The team studied how megaloblastic anemia, a type of anemia that often arises from a lack of B12. The team reports that in addition to the symptoms of B12 deficiency listed above, oral manifestations include glositis, recurrent oral ulcer, oral mucosa, and cheilitis.
The team describes the case of a patient with megaloblastic anemia and B12 deficiency. They prescribed treatments of daily doses of supplemental B12 and, just in case supplements weren't cutting it, asked the patient to modify her diet: that is, the patient was prescribed a daily dose of beef liver.
After 14 days of this new treatment and diet, all oral symptoms disappeared. The authors emphasize the importance of early diagnosis of B12 deficiency and/or megaloblastic anemia from these indications such as cheilitis, in order to prevent "neurological signs, which could be irreversible."

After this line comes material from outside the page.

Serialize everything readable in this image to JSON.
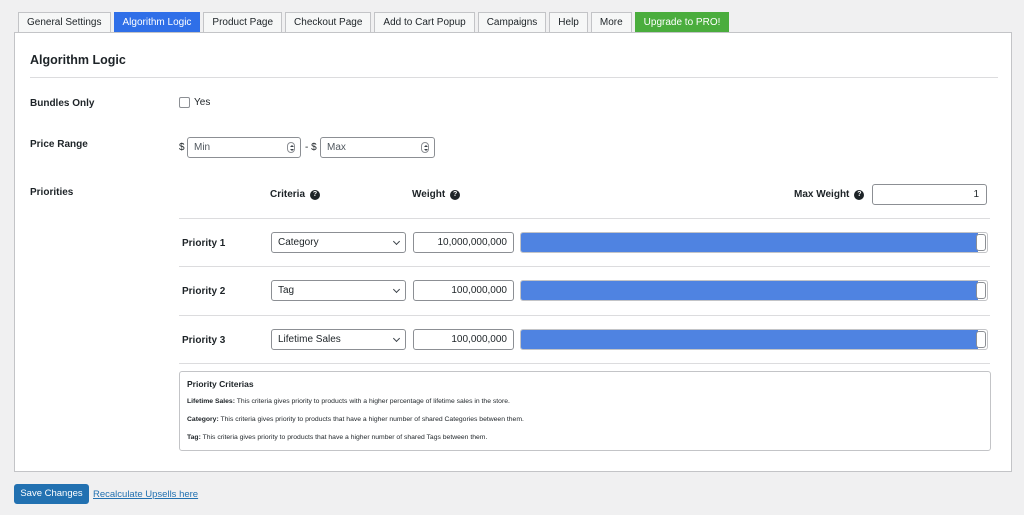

Vitamin B12 deficiency is often associated with strict vegetarians; however, some people's bodies do not properly absorb the vitamin. If you want to make sure you're getting enough B12, shoot for at least 2.4 micrograms a day, and more if you are pregnant or mursing: a three ounce slice of beef liver provides about 48 micrograms of B12. In addition to liver, B12 rich foods include red meats, turkey, and some dairy products such as eggs.